Visualizing Difference

Download Visualizing Difference PDF/ePub or read online books in Mobi eBooks. Click Download or Read Online button to get Visualizing Difference book now. This website allows unlimited access to, at the time of writing, more than 1.5 million titles, including hundreds of thousands of titles in various foreign languages.
Seeing and Visualizing

How we see and how we visualize: why the scientific account differs from our experience.
Visualizing with Text

Visualizing with Text uncovers the rich palette of text elements usable in visualizations from simple labels through to documents. Using a multidisciplinary research effort spanning across fields including visualization, typography, and cartography, it builds a solid foundation for the design space of text in visualization. The book illustrates many new kinds of visualizations, including microtext lines, skim formatting, and typographic sets that solve some of the shortcomings of well-known visualization techniques. Key features: More than 240 illustrations to aid inspiration of new visualizations Eight new approaches to data visualization leveraging text Quick reference guide for visualization with text Builds a solid foundation extending current visualization theory Bridges between visualization, typography, text analytics, and natural language processing The author website, including teaching exercises and interactive demos and code, can be found here. Designers, developers, and academics can use this book as a reference and inspiration for new approaches to visualization in any application that uses text.
Visualizing the Semantic Web

Author: Vladimir Geroimenko
language: en
Publisher: Springer Science & Business Media
Release Date: 2013-06-29
Vladimir Geroimenko and Chaomei Chen The Semantic Web is avision that has sparked a wide-ranging enthusiasm for a new generation of the Web.
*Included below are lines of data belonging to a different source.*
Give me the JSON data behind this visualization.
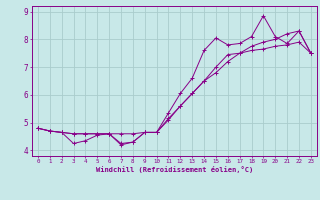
{
  "xlabel": "Windchill (Refroidissement éolien,°C)",
  "bg_color": "#c8e8e8",
  "line_color": "#880088",
  "grid_color": "#aacccc",
  "xlim": [
    -0.5,
    23.5
  ],
  "ylim": [
    3.8,
    9.2
  ],
  "yticks": [
    4,
    5,
    6,
    7,
    8,
    9
  ],
  "xticks": [
    0,
    1,
    2,
    3,
    4,
    5,
    6,
    7,
    8,
    9,
    10,
    11,
    12,
    13,
    14,
    15,
    16,
    17,
    18,
    19,
    20,
    21,
    22,
    23
  ],
  "line1_x": [
    0,
    1,
    2,
    3,
    4,
    5,
    6,
    7,
    8,
    9,
    10,
    11,
    12,
    13,
    14,
    15,
    16,
    17,
    18,
    19,
    20,
    21,
    22,
    23
  ],
  "line1_y": [
    4.8,
    4.7,
    4.65,
    4.6,
    4.6,
    4.6,
    4.6,
    4.2,
    4.3,
    4.65,
    4.65,
    5.15,
    5.6,
    6.05,
    6.5,
    7.0,
    7.45,
    7.5,
    7.6,
    7.65,
    7.75,
    7.8,
    7.9,
    7.5
  ],
  "line2_x": [
    0,
    1,
    2,
    3,
    4,
    5,
    6,
    7,
    8,
    9,
    10,
    11,
    12,
    13,
    14,
    15,
    16,
    17,
    18,
    19,
    20,
    21,
    22,
    23
  ],
  "line2_y": [
    4.8,
    4.7,
    4.65,
    4.25,
    4.35,
    4.55,
    4.6,
    4.25,
    4.3,
    4.65,
    4.65,
    5.35,
    6.05,
    6.6,
    7.6,
    8.05,
    7.8,
    7.85,
    8.1,
    8.85,
    8.1,
    7.85,
    8.3,
    7.5
  ],
  "line3_x": [
    0,
    1,
    2,
    3,
    4,
    5,
    6,
    7,
    8,
    9,
    10,
    11,
    12,
    13,
    14,
    15,
    16,
    17,
    18,
    19,
    20,
    21,
    22,
    23
  ],
  "line3_y": [
    4.8,
    4.7,
    4.65,
    4.6,
    4.6,
    4.6,
    4.6,
    4.6,
    4.6,
    4.65,
    4.65,
    5.1,
    5.6,
    6.05,
    6.5,
    6.8,
    7.2,
    7.5,
    7.75,
    7.9,
    8.0,
    8.2,
    8.3,
    7.5
  ]
}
The Semantic Web is happening. The central idea of this vision is to make the Web more understandable to computer programs so that people can make more use of this gigantic asset. The use of metadata (data about data) can clearly indicate the meaning of data on the Web so as to provide computers with enough information to handle such data. On the future Web, many additionallayers will be required if we want computer programs to handle the semantics (the meaning of data) properly without human intervention. Such layers should deal with the hierarchical relationships between meanings, their similarities and differences, logical rules for making new inferences from the existing data and metadata, etc. Dozens of new technologies have emerged recently to implement these ideas. XML (eXtensible Markup Language) forms the foundation of the future Web, RDF (Resource Description Framework), Topic Maps and many other technologies help to erect a "multi storey" building of the Semantic Web layer by layer by adding new features and new types of metadata. According to Tim Berners-Lee, the inventor of the current Web and the Semantic Web, it may take up to ten years to complete the building. The new Web will be much more complex than the current one and will contain enormous amounts of metadata as weIl as data.